Date Awarded


Document Type


Degree Name

Doctor of Philosophy (Ph.D.)


Virginia Institute of Marine Science


L. Donnelson Wright


An aggregation model which allows specification of primary particle size, density, and fractal dimension for two different particle types was written. Three stickiness values are used, the stickiness of each particle type to itself and the stickiness between particle types. Aggregation mechanisms considered include differential settling and turbulent shear. The model is used in three forms. In its simplest form, it operates on a closed system with aggregates breaking up when their size approaches the Kolmogorov scale. If the system begins with two types of primary particles, larger aggregates have uniform composition. A second version of the model includes removal of aggregates by settling. In this mode, the stickiness parameters dominate aggregate characteristics. Stickiness between similar particles controls the ratio of the particle type, whereas interparticle stickiness controls the particle removal rate. In the third form, three aggregation models are connected by a Rouse type suspended sediment model. This version models aggregate dynamics in the water column. Comparison of model results with total suspended sediment data and particulate organic carbon data from a site near the Poquoson River suggests that organic and inorganic constituents of suspended sediment do not stick together well. The dissertation also describes a new type of aggregation device called the rotating oscillating grid turbulent aggregation chamber (ROGTAC). This device combines the advantages of two types of aggregation devices which are commonly used, the oscillating grid device and the rolling cylinder device.
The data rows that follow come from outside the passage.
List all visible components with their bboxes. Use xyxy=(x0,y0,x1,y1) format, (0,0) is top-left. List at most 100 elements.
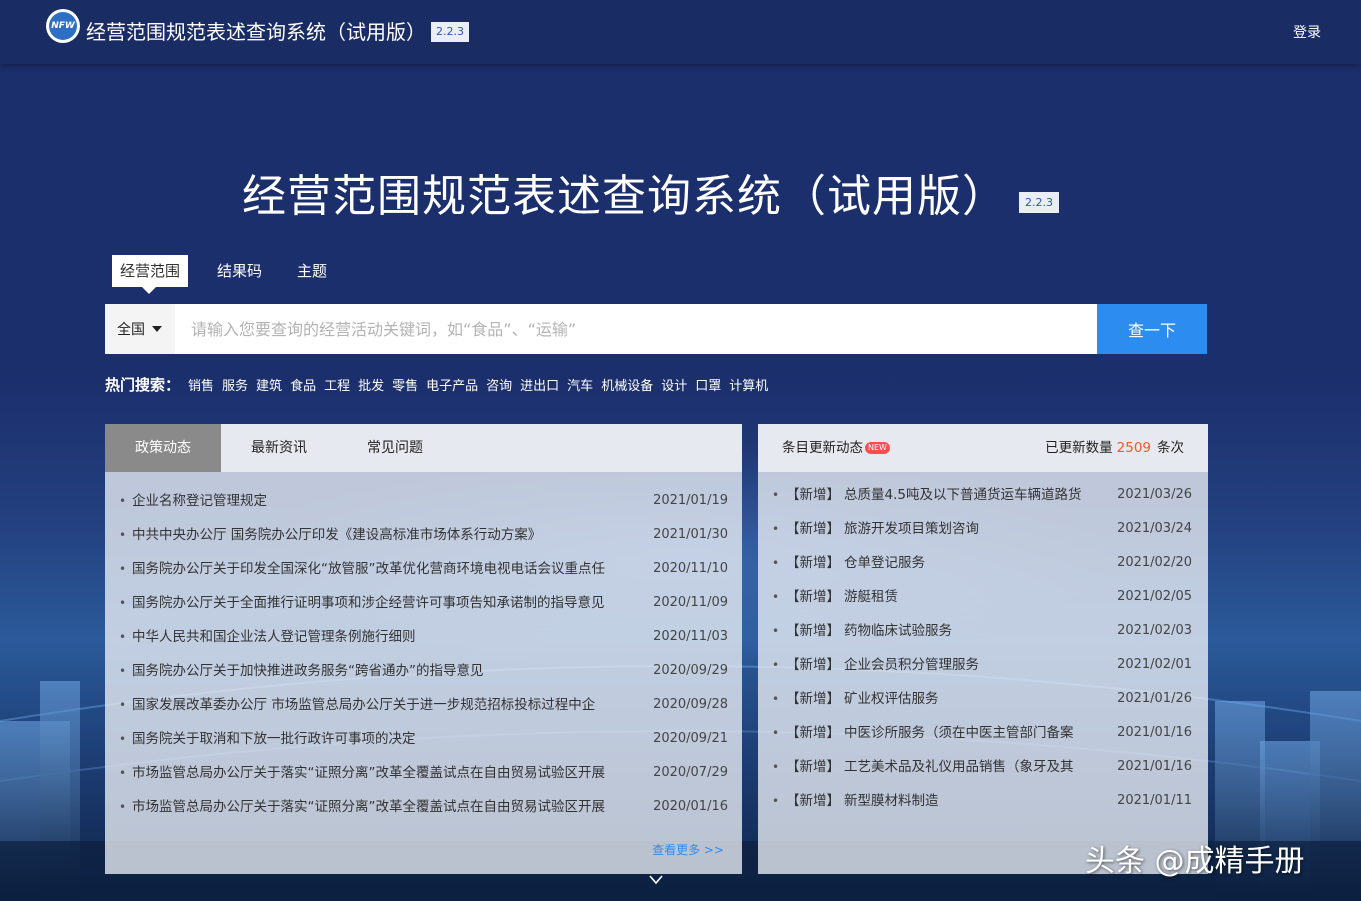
bullet-icon: • xyxy=(119,494,127,508)
hot-search-item[interactable]: 建筑 xyxy=(256,375,282,394)
news-item[interactable]: • 企业名称登记管理规定 2021/01/19 xyxy=(105,484,742,518)
update-title: 矿业权评估服务 xyxy=(844,691,939,707)
update-item[interactable]: • 【新增】 新型膜材料制造 2021/01/11 xyxy=(758,784,1208,818)
hot-search-item[interactable]: 设计 xyxy=(661,375,687,394)
news-title: 中华人民共和国企业法人登记管理条例施行细则 xyxy=(132,629,416,645)
update-item[interactable]: • 【新增】 游艇租赁 2021/02/05 xyxy=(758,580,1208,614)
search-input[interactable] xyxy=(175,304,1097,354)
news-item[interactable]: • 国务院办公厅关于印发全国深化“放管服”改革优化营商环境电视电话会议重点任 202… xyxy=(105,552,742,586)
hot-search-item[interactable]: 服务 xyxy=(222,375,248,394)
hot-search-item[interactable]: 机械设备 xyxy=(601,375,653,394)
update-tag: 【新增】 xyxy=(786,487,840,503)
tab-topic[interactable]: 主题 xyxy=(297,255,327,287)
news-title: 国务院关于取消和下放一批行政许可事项的决定 xyxy=(132,731,416,747)
update-date: 2021/01/16 xyxy=(1117,725,1192,740)
hot-search-item[interactable]: 咨询 xyxy=(486,375,512,394)
update-item[interactable]: • 【新增】 企业会员积分管理服务 2021/02/01 xyxy=(758,648,1208,682)
bullet-icon: • xyxy=(119,800,127,814)
news-item[interactable]: • 中共中央办公厅 国务院办公厅印发《建设高标准市场体系行动方案》 2021/01/… xyxy=(105,518,742,552)
updates-title: 条目更新动态 NEW xyxy=(782,424,890,472)
news-date: 2020/09/28 xyxy=(653,697,728,712)
region-value: 全国 xyxy=(117,322,145,338)
updates-panel-header: 条目更新动态 NEW 已更新数量 2509 条次 xyxy=(758,424,1208,472)
hot-search: 热门搜索： 销售 服务 建筑 食品 工程 批发 零售 电子产品 咨询 进出口 汽… xyxy=(105,374,776,395)
hot-search-item[interactable]: 工程 xyxy=(324,375,350,394)
news-item[interactable]: • 国务院办公厅关于加快推进政务服务“跨省通办”的指导意见 2020/09/29 xyxy=(105,654,742,688)
update-tag: 【新增】 xyxy=(786,691,840,707)
view-more-link[interactable]: 查看更多 >> xyxy=(652,841,724,858)
news-item[interactable]: • 中华人民共和国企业法人登记管理条例施行细则 2020/11/03 xyxy=(105,620,742,654)
news-title: 中共中央办公厅 国务院办公厅印发《建设高标准市场体系行动方案》 xyxy=(132,527,542,543)
update-item[interactable]: • 【新增】 总质量4.5吨及以下普通货运车辆道路货 2021/03/26 xyxy=(758,478,1208,512)
bullet-icon: • xyxy=(772,488,780,502)
update-item[interactable]: • 【新增】 工艺美术品及礼仪用品销售（象牙及其 2021/01/16 xyxy=(758,750,1208,784)
version-badge: 2.2.3 xyxy=(431,22,469,42)
update-title: 游艇租赁 xyxy=(844,589,898,605)
update-date: 2021/02/20 xyxy=(1117,555,1192,570)
bullet-icon: • xyxy=(119,664,127,678)
update-count-unit: 条次 xyxy=(1157,440,1184,456)
news-item[interactable]: • 市场监管总局办公厅关于落实“证照分离”改革全覆盖试点在自由贸易试验区开展 202… xyxy=(105,756,742,790)
hot-search-item[interactable]: 零售 xyxy=(392,375,418,394)
hot-search-item[interactable]: 计算机 xyxy=(729,375,768,394)
update-title: 药物临床试验服务 xyxy=(844,623,952,639)
logo-text: NFW xyxy=(49,12,77,40)
update-date: 2021/01/26 xyxy=(1117,691,1192,706)
news-item[interactable]: • 市场监管总局办公厅关于落实“证照分离”改革全覆盖试点在自由贸易试验区开展 202… xyxy=(105,790,742,824)
news-date: 2020/09/21 xyxy=(653,731,728,746)
search-button[interactable]: 查一下 xyxy=(1097,304,1207,354)
new-badge: NEW xyxy=(865,442,890,454)
update-count: 已更新数量 2509 条次 xyxy=(1045,424,1184,472)
tab-business-scope[interactable]: 经营范围 xyxy=(112,255,189,294)
hot-search-item[interactable]: 销售 xyxy=(188,375,214,394)
update-tag: 【新增】 xyxy=(786,725,840,741)
update-item[interactable]: • 【新增】 仓单登记服务 2021/02/20 xyxy=(758,546,1208,580)
update-item[interactable]: • 【新增】 矿业权评估服务 2021/01/26 xyxy=(758,682,1208,716)
news-title: 国务院办公厅关于印发全国深化“放管服”改革优化营商环境电视电话会议重点任 xyxy=(132,561,605,577)
news-title: 国务院办公厅关于全面推行证明事项和涉企经营许可事项告知承诺制的指导意见 xyxy=(132,595,605,611)
bullet-icon: • xyxy=(119,596,127,610)
update-title: 旅游开发项目策划咨询 xyxy=(844,521,979,537)
hot-search-item[interactable]: 进出口 xyxy=(520,375,559,394)
logo-icon[interactable]: NFW xyxy=(46,9,80,43)
hot-search-item[interactable]: 汽车 xyxy=(567,375,593,394)
hot-search-item[interactable]: 食品 xyxy=(290,375,316,394)
news-item[interactable]: • 国务院办公厅关于全面推行证明事项和涉企经营许可事项告知承诺制的指导意见 2020… xyxy=(105,586,742,620)
news-date: 2020/11/09 xyxy=(653,595,728,610)
bullet-icon: • xyxy=(772,794,780,808)
news-title: 市场监管总局办公厅关于落实“证照分离”改革全覆盖试点在自由贸易试验区开展 xyxy=(132,765,605,781)
update-date: 2021/02/05 xyxy=(1117,589,1192,604)
scroll-down-chevron-icon[interactable] xyxy=(648,872,664,888)
update-date: 2021/01/11 xyxy=(1117,793,1192,808)
news-item[interactable]: • 国务院关于取消和下放一批行政许可事项的决定 2020/09/21 xyxy=(105,722,742,756)
tab-policy-news[interactable]: 政策动态 xyxy=(105,424,221,472)
region-select[interactable]: 全国 xyxy=(105,304,175,354)
update-title: 工艺美术品及礼仪用品销售（象牙及其 xyxy=(844,759,1074,775)
update-tag: 【新增】 xyxy=(786,589,840,605)
news-title: 企业名称登记管理规定 xyxy=(132,493,267,509)
login-link[interactable]: 登录 xyxy=(1293,22,1321,42)
update-tag: 【新增】 xyxy=(786,623,840,639)
hot-search-item[interactable]: 口罩 xyxy=(695,375,721,394)
news-item[interactable]: • 国家发展改革委办公厅 市场监管总局办公厅关于进一步规范招标投标过程中企 2020… xyxy=(105,688,742,722)
update-item[interactable]: • 【新增】 药物临床试验服务 2021/02/03 xyxy=(758,614,1208,648)
hero-title: 经营范围规范表述查询系统（试用版） xyxy=(242,171,1007,222)
update-item[interactable]: • 【新增】 中医诊所服务（须在中医主管部门备案 2021/01/16 xyxy=(758,716,1208,750)
news-title: 国家发展改革委办公厅 市场监管总局办公厅关于进一步规范招标投标过程中企 xyxy=(132,697,596,713)
tab-faq[interactable]: 常见问题 xyxy=(337,424,453,472)
tab-result-code[interactable]: 结果码 xyxy=(217,255,262,287)
hot-search-item[interactable]: 批发 xyxy=(358,375,384,394)
bullet-icon: • xyxy=(772,522,780,536)
news-date: 2021/01/30 xyxy=(653,527,728,542)
bullet-icon: • xyxy=(772,760,780,774)
news-date: 2021/01/19 xyxy=(653,493,728,508)
hot-search-item[interactable]: 电子产品 xyxy=(426,375,478,394)
news-date: 2020/07/29 xyxy=(653,765,728,780)
tab-latest-info[interactable]: 最新资讯 xyxy=(221,424,337,472)
news-date: 2020/09/29 xyxy=(653,663,728,678)
update-item[interactable]: • 【新增】 旅游开发项目策划咨询 2021/03/24 xyxy=(758,512,1208,546)
news-panel-tabs: 政策动态 最新资讯 常见问题 xyxy=(105,424,742,472)
bullet-icon: • xyxy=(772,556,780,570)
news-title: 市场监管总局办公厅关于落实“证照分离”改革全覆盖试点在自由贸易试验区开展 xyxy=(132,799,605,815)
update-title: 中医诊所服务（须在中医主管部门备案 xyxy=(844,725,1074,741)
Oscillating grid turbulence generators are preferred for creating uniform isotropic turbulence. However, when particles more dense than the fluid are placed in them, the particles settle out. Rotating cylinder devices are effective at keeping particles in suspension. They do this by keeping the fluid in them in solid body rotation, but in this mode the fluid is not experiencing shear. ROGTAC places an oscillating grid in one end of a rotating cylinder. The hydrodynamic characteristics were investigated using laser Doppler velocimetry. Turbulent energy dissipation rates calculated from LDV data agreed well with energy input calculated by applying the quadratic drag law to the grid.